Republican Senators are questioning whether President Barack Obama's stimulus bill contains the right mix of tax breaks and cash infusions to jump-start the economy.

Tragically, no one from either party is objecting to the health provisions slipped in without discussion. These provisions reflect the handiwork of Tom Daschle, until recently the nominee to head the Health and Human Services Department.

Senators should read these provisions and vote against them because they are dangerous to your health. (Page numbers refer to H.R. 1 EH, pdf version).

The bill's health rules will affect "every individual in the United States" (445, 454, 479). Your medical treatments will be tracked electronically by a federal system. Having electronic medical records at your fingertips, easily transferred to a hospital, is beneficial. It will help avoid duplicate tests and errors.

But the bill goes further. One new bureaucracy, the National Coordinator of Health Information Technology, will monitor treatments to make sure your doctor is doing what the federal government deems appropriate and cost effective. The goal is to reduce costs and "guide" your doctor's decisions (442, 446). These provisions in the stimulus bill are virtually identical to what Daschle prescribed in his 2008 book, "Critical: What We Can Do About the Health-Care Crisis."According to Daschle, doctors have to give up autonomy and "learn to operate less like solo practitioners."

They have taken another big step (and a rather large one at that) towards further nationalization of health care.

Think about the Department of Motor Vehicles dealing with your next medical emergency. And who are the targets of all this wonderful goodness where your relationship to your doctor is replaced with your relationship to your government? The expendables. The old people. And if you consider bang for the medical buck in time old will come to mean any one over 40.

Daschle says health-care reform "will not be pain free." Seniors should be more accepting of the conditions that come with age instead of treating them. That means the elderly will bear the brunt.

Medicare now pays for treatments deemed safe and effective. The stimulus bill would change that and apply a cost- effectiveness standard set by the Federal Council (464).
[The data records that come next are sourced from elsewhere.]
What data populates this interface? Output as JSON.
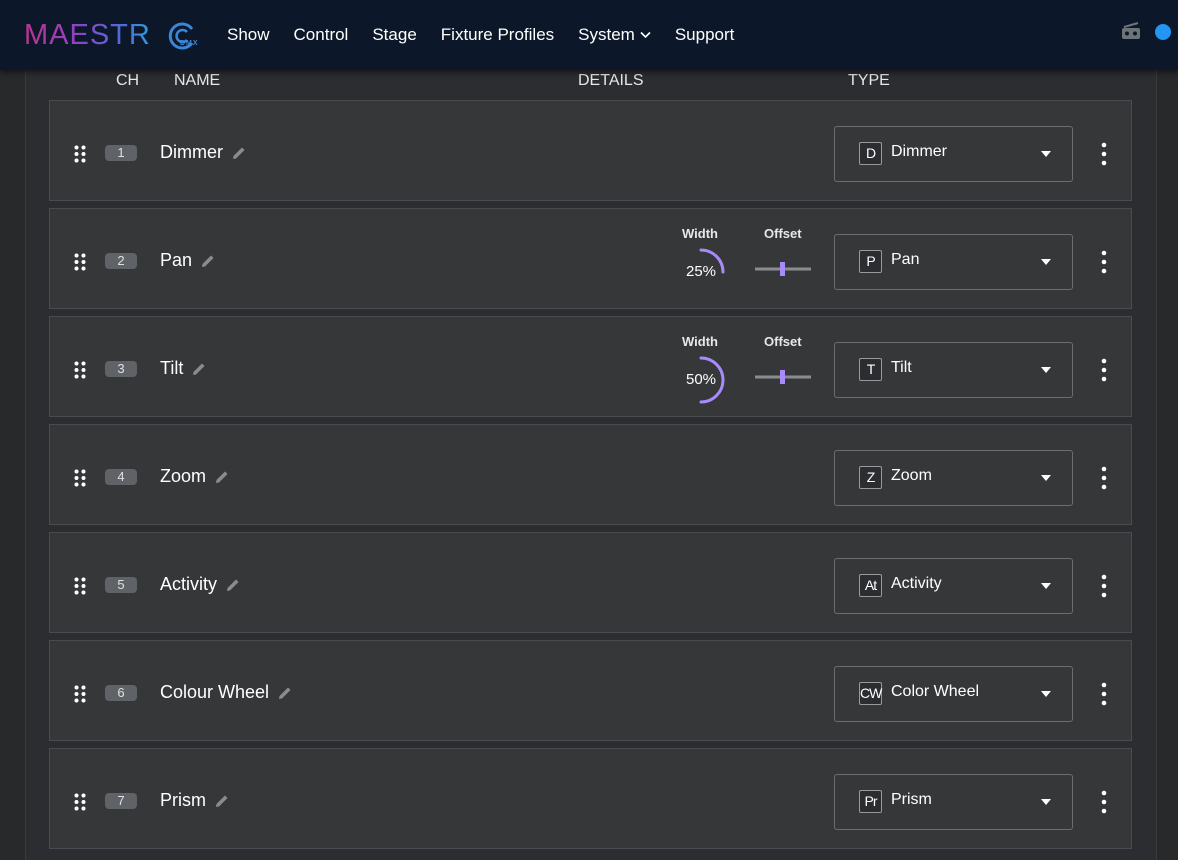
{
  "app": {
    "logo_text": "MAESTR",
    "logo_sub": "DMX",
    "nav": [
      "Show",
      "Control",
      "Stage",
      "Fixture Profiles",
      "System",
      "Support"
    ],
    "status_color": "#2196f3",
    "accent_color": "#a78bfa"
  },
  "columns": {
    "ch": "CH",
    "name": "NAME",
    "details": "DETAILS",
    "type": "TYPE"
  },
  "details_labels": {
    "width": "Width",
    "offset": "Offset"
  },
  "channels": [
    {
      "ch": "1",
      "name": "Dimmer",
      "type_abbr": "D",
      "type": "Dimmer"
    },
    {
      "ch": "2",
      "name": "Pan",
      "type_abbr": "P",
      "type": "Pan",
      "width": "25%",
      "width_fraction": 0.25,
      "offset_fraction": 0.5
    },
    {
      "ch": "3",
      "name": "Tilt",
      "type_abbr": "T",
      "type": "Tilt",
      "width": "50%",
      "width_fraction": 0.5,
      "offset_fraction": 0.5
    },
    {
      "ch": "4",
      "name": "Zoom",
      "type_abbr": "Z",
      "type": "Zoom"
    },
    {
      "ch": "5",
      "name": "Activity",
      "type_abbr": "At",
      "type": "Activity"
    },
    {
      "ch": "6",
      "name": "Colour Wheel",
      "type_abbr": "CW",
      "type": "Color Wheel"
    },
    {
      "ch": "7",
      "name": "Prism",
      "type_abbr": "Pr",
      "type": "Prism"
    }
  ]
}
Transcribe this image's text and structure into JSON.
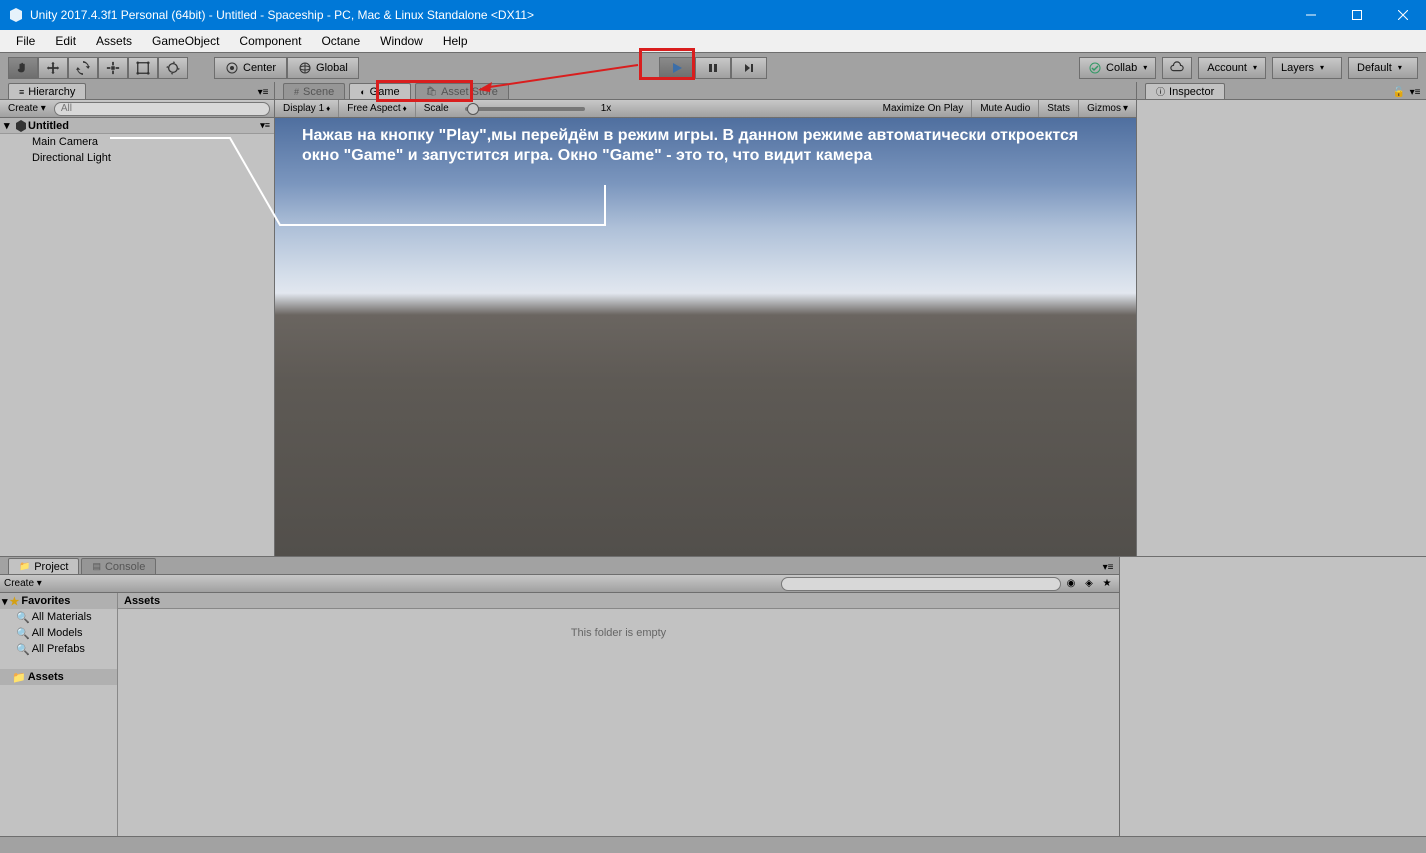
{
  "window": {
    "title": "Unity 2017.4.3f1 Personal (64bit) - Untitled - Spaceship - PC, Mac & Linux Standalone <DX11>"
  },
  "menu": {
    "items": [
      "File",
      "Edit",
      "Assets",
      "GameObject",
      "Component",
      "Octane",
      "Window",
      "Help"
    ]
  },
  "toolbar": {
    "center": "Center",
    "global": "Global",
    "collab": "Collab",
    "account": "Account",
    "layers": "Layers",
    "layout": "Default"
  },
  "hierarchy": {
    "tab": "Hierarchy",
    "create": "Create",
    "search_placeholder": "All",
    "scene": "Untitled",
    "items": [
      "Main Camera",
      "Directional Light"
    ]
  },
  "center": {
    "tabs": {
      "scene": "Scene",
      "game": "Game",
      "assetstore": "Asset Store"
    },
    "game_toolbar": {
      "display": "Display 1",
      "aspect": "Free Aspect",
      "scale": "Scale",
      "scale_value": "1x",
      "maximize": "Maximize On Play",
      "mute": "Mute Audio",
      "stats": "Stats",
      "gizmos": "Gizmos"
    }
  },
  "inspector": {
    "tab": "Inspector"
  },
  "project": {
    "tabs": {
      "project": "Project",
      "console": "Console"
    },
    "create": "Create",
    "search_placeholder": "",
    "favorites": "Favorites",
    "fav_items": [
      "All Materials",
      "All Models",
      "All Prefabs"
    ],
    "assets": "Assets",
    "breadcrumb": "Assets",
    "empty": "This folder is empty"
  },
  "annotation": {
    "text": "Нажав на кнопку \"Play\",мы перейдём в режим игры. В данном режиме автоматически  откроектся окно \"Game\" и запустится игра. Окно \"Game\" - это то, что видит камера"
  }
}
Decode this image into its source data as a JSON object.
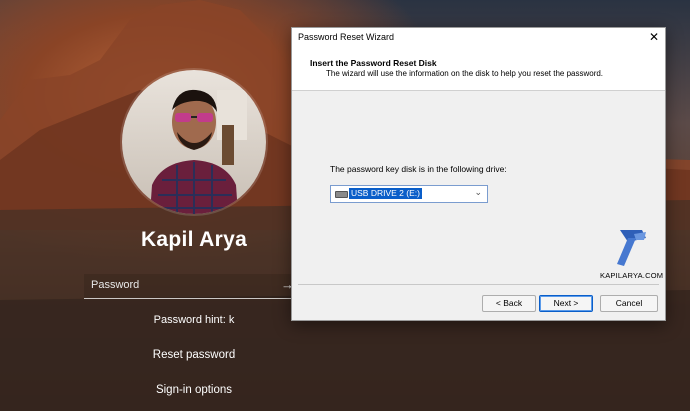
{
  "login": {
    "username": "Kapil Arya",
    "password_placeholder": "Password",
    "password_hint": "Password hint: k",
    "reset_password": "Reset password",
    "signin_options": "Sign-in options"
  },
  "wizard": {
    "title": "Password Reset Wizard",
    "close_glyph": "✕",
    "heading": "Insert the Password Reset Disk",
    "subheading": "The wizard will use the information on the disk to help you reset the password.",
    "drive_prompt": "The password key disk is in the following drive:",
    "selected_drive": "USB DRIVE 2 (E:)",
    "logo_text": "KAPILARYA.COM",
    "buttons": {
      "back": "< Back",
      "next": "Next >",
      "cancel": "Cancel"
    }
  },
  "icons": {
    "submit": "arrow-right-icon",
    "drive": "usb-drive-icon",
    "dropdown": "chevron-down-icon",
    "logo": "hammer-logo-icon"
  },
  "colors": {
    "selection": "#0a5ec9",
    "logo_blue": "#3d6fc5",
    "dialog_bg": "#f0f0f0"
  }
}
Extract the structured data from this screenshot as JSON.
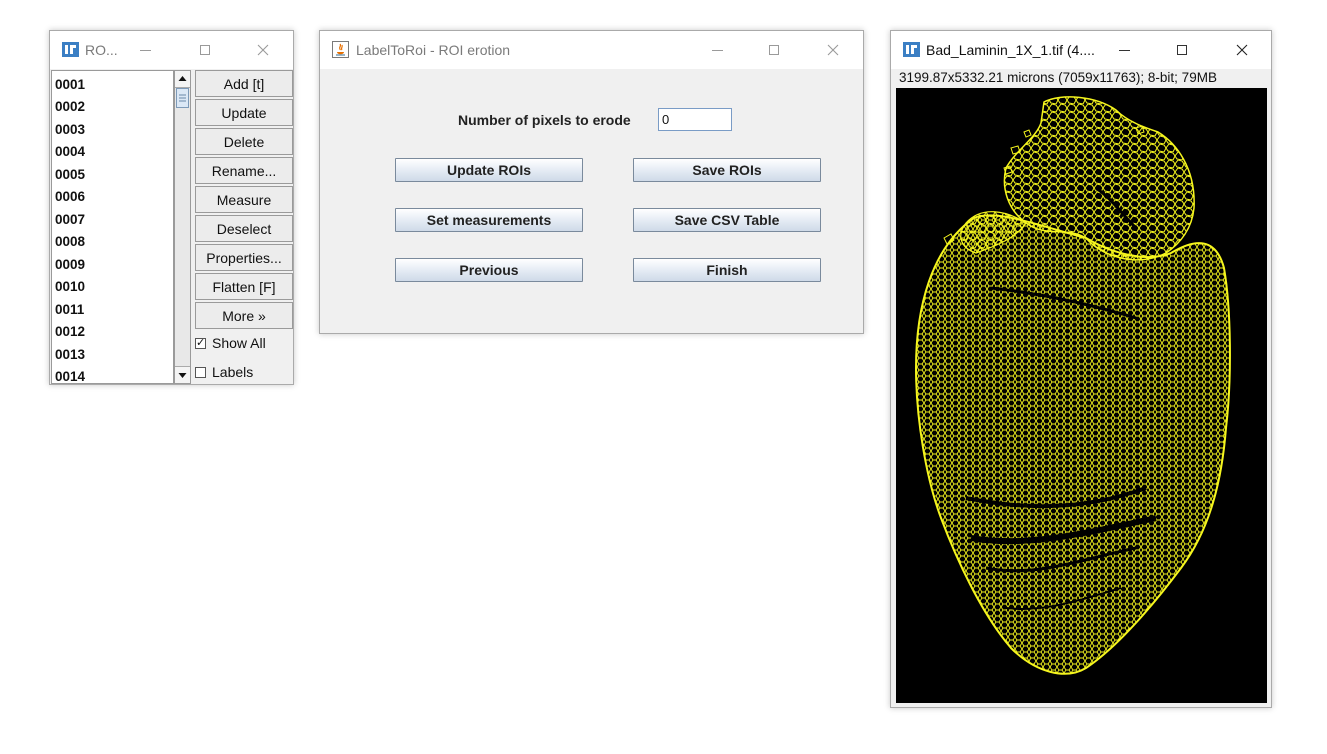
{
  "roi_manager": {
    "title": "RO...",
    "items": [
      "0001",
      "0002",
      "0003",
      "0004",
      "0005",
      "0006",
      "0007",
      "0008",
      "0009",
      "0010",
      "0011",
      "0012",
      "0013",
      "0014"
    ],
    "buttons": [
      "Add [t]",
      "Update",
      "Delete",
      "Rename...",
      "Measure",
      "Deselect",
      "Properties...",
      "Flatten [F]",
      "More »"
    ],
    "show_all_label": "Show All",
    "show_all_checked": true,
    "labels_label": "Labels",
    "labels_checked": false
  },
  "erosion_dialog": {
    "title": "LabelToRoi - ROI erotion",
    "field_label": "Number of pixels to erode",
    "field_value": "0",
    "update_rois": "Update ROIs",
    "save_rois": "Save ROIs",
    "set_measurements": "Set measurements",
    "save_csv": "Save CSV Table",
    "previous": "Previous",
    "finish": "Finish"
  },
  "image_window": {
    "title": "Bad_Laminin_1X_1.tif (4....",
    "info": "3199.87x5332.21 microns (7059x11763); 8-bit; 79MB",
    "colors": {
      "background": "#000000",
      "outlines": "#f5f51e"
    }
  }
}
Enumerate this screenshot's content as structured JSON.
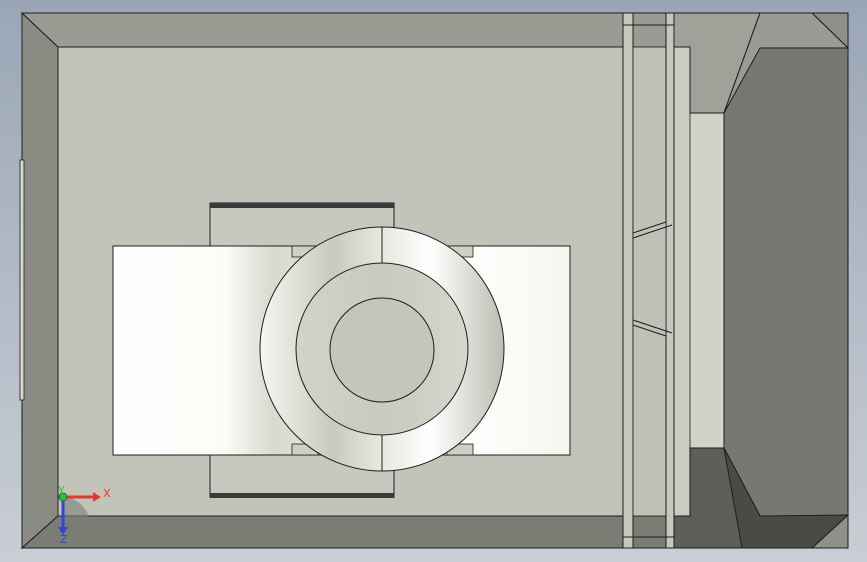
{
  "viewport": {
    "background_top": "#9aa6b6",
    "background_bottom": "#c9ced6"
  },
  "part": {
    "outer_frame_color": "#8e8f86",
    "dark_frame_color": "#5f605a",
    "plate_color": "#c2c2b8",
    "inner_block_color": "#f4f4ee",
    "edge_color": "#1e1e1e"
  },
  "triad": {
    "x_label": "X",
    "y_label": "Y",
    "z_label": "Z",
    "x_color": "#e23a2f",
    "y_color": "#2fbf3a",
    "z_color": "#2f47d6"
  }
}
The Federal Council is modeled after a U.K. board discussed in Daschle's book. This board approves or rejects treatments using a formula that divides the cost of the treatment by the number of years the patient is likely to benefit. Treatments for younger patients are more often approved than treatments for diseases that affect the elderly, such as osteoporosis.

In 2006, a U.K. health board decreed that elderly patients with macular degeneration had to wait until they went blind in one eye before they could get a costly new drug to save the other eye. It took almost three years of public protests before the board reversed its decision.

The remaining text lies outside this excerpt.